Далекий Шпунт уже стал «Лёвой», появилось замечательное слово «мы», от которого веяло надежностью и стабильностью. Маша с удивлением поняла, что у мамы получилось нечто совсем невероятное, чего не могло быть. Со стороны эта история казалась авантюрой, а в результате оказалась хорошо спланированной шахматной партией, где все ходы привели к задуманной победе.

– Это что за гербарий? – Диана Аркадьевна с сомнением разглядывала прощальный букет.

– Это дед тебе передал. От всей души.

– Это хорошо, что он уже о душе начал думать. Желаю ему остепениться и закончить свои дни достойно, а не на роликах с очередной соплей. Букетик-то кладбищенский. Ну, точно, четыре штучки. Вот старый хрыч. Но я возьму, на память. Кстати, мы и с тобой еще неизвестно когда увидимся, хотя Лева обещал регулярно сюда ездить, у него здесь бизнес намечается. В любом случае, я тут тебе написала письмо. Нет, сейчас не читай, потом, когда я уеду. Это мой последний наказ.

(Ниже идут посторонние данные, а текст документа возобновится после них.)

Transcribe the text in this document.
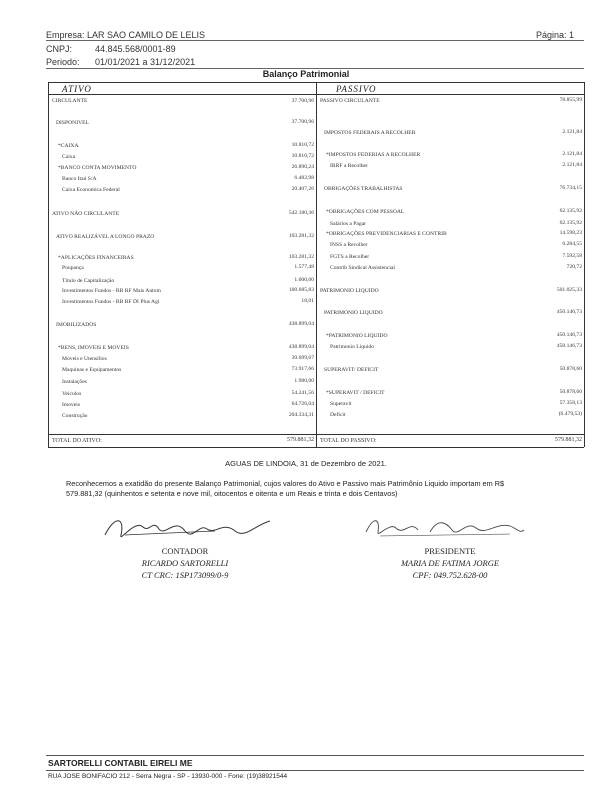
Empresa: LAR SAO CAMILO DE LELIS	Página: 1
CNPJ:	44.845.568/0001-89
Periodo: 01/01/2021 a 31/12/2021
Balanço Patrimonial
ATIVO	PASSIVO
CIRCULANTE	37.700,96
DISPONIVEL	37.700,96
*CAIXA	10.810,72
Caixa	10.810,72
*BANCO CONTA MOVIMENTO	26.890,24
Banco Itaú S/A	6.482,98
Caixa Economica Federal	20.407,26
ATIVO NÃO CIRCULANTE	542.180,36
ATIVO REALIZÁVEL A LONGO PRAZO	103.281,32
*APLICAÇÕES FINANCEIRAS	103.281,32
Poupança	1.577,48
Título de Capitalização	1.000,00
Investimentos Fundos - BB RF Mais Autom	100.685,83
Investimentos Fundos - BB RF DI Plus Agi	18,01
IMOBILIZADOS	438.899,04
*BENS, IMOVEIS E MOVEIS	438.899,04
Moveis e Utensílios	39.699,67
Maquinas e Equipamentos	73.917,66
Instalações	1.980,00
Veiculos	54.241,56
Imoveis	64.726,04
Construção	204.334,31
PASSIVO CIRCULANTE	78.855,99
IMPOSTOS FEDERAIS A RECOLHER	2.121,84
*IMPOSTOS FEDERIAS A RECOLHER	2.121,84
IRRF a Recolher	2.121,84
OBRIGAÇÕES TRABALHISTAS	76.734,15
*OBRIGAÇÕES COM PESSOAL	62.135,92
Salários a Pagar	62.135,92
*OBRIGAÇÕES PREVIDENCIARIAS E CONTRIB	14.598,23
INSS a Recolher	6.284,55
FGTS a Recolher	7.592,58
Contrib Sindical Assistencial	720,72
PATRIMONIO LIQUIDO	501.025,33
PATRIMONIO LIQUIDO	450.146,73
*PATRIMONIO LIQUIDO	450.146,73
Patrimonio Liquido	450.146,73
SUPERAVIT/ DEFICIT	50.878,60
*SUPERAVIT / DEFICIT	50.878,60
Superavit	57.358,13
Deficit	(6.479,53)
TOTAL DO ATIVO:	579.881,32 TOTAL DO PASSIVO:	579.881,32
AGUAS DE LINDOIA, 31 de Dezembro de 2021.
Reconhecemos a exatidão do presente Balanço Patrimonial, cujos valores do Ativo e Passivo mais Patrimônio Liquido importam em R$
579.881,32 (quinhentos e setenta e nove mil, oitocentos e oitenta e um Reais e trinta e dois Centavos)
CONTADOR
RICARDO SARTORELLI
CT CRC: 1SP173099/0-9
PRESIDENTE
MARIA DE FATIMA JORGE
CPF: 049.752.628-00
SARTORELLI CONTABIL EIRELI ME
RUA JOSE BONIFACIO 212 - Serra Negra - SP - 13930-000 - Fone: (19)38921544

– Мама, перестань, а то у меня уже сложилось впечатление, что мы тебя провожаем в последний путь.

– А что? Самолеты иногда падают. Ладно, шучу. Это приятно, что ты переживаешь. Кстати, я его проверила по своим каналам, там все в порядке, так что созваниваться ежедневно нет необходимости. Но ты все же звони. Я же твоя мать.

– Я помню.

– Будь умницей. И не потеряй мое письмо. Все, регистрация заканчивается, я побежала.

Мама потерлась об Машу щекой, изобразив поцелуй, и походкой манекенщицы двинулась к стойке, так больше и не оглянувшись.

– Я никому не нужна. Никому, – прошептала Маша. – Все как-то живут, занимаются собой, проносятся мимо, словно машины на проспекте, а я стою тупым фонарным столбом и смотрю на них. А они на меня – нет.

Хотелось себя пожалеть. Будь настроение хотя бы немного другим, можно было бы вспомнить, что ее любит дед, сын, папа, в конце концов, который чувствует себя виноватым и не звонит, потому что стесняется, а вовсе не потому, что злится. А еще есть где-то муж, который вчера хотел помириться, но Маша сбежала. И именно в это утро, когда она так остро прочувствовала свое одиночество, вдруг стала ясна причина побега. Что скажут окружающие, если она простит? Они будут обличать, считать, что она унизилась, растоптала свою гордость. Как просто советовать: будь гордой и независимой. И как невообразимо трудно следовать этому совету!

Конверт она открыла в такси. Там лежала короткая записка и тысяча евро. В записке была всего пара строчек: «Помирись с отцом и мужем. Хотя бы попытайся. Целую. Люблю. Мама».

Маша бросилась набирать мамин номер, но она уже отключила трубку.

– Спасибо, мамуля, – прошептала Маша, размазывая по лицу жгучие теплые слезы. Мама всегда любила и будет любить ее. Очень странно, по-своему, но обязательно будет.

Слезы высохли, освежив настроение. Словно вместе с ними испарилось что-то еще, что мешало дышать и жить.

«Душа, умытая слезами», – она улыбнулась и задремала.

Домой Маша заезжать не стала, сразу отправившись на работу. Каково же было ее удивление, когда, проходя мимо приемной Алины, она увидела подругу сидящей на подоконнике в позе роденовского мыслителя.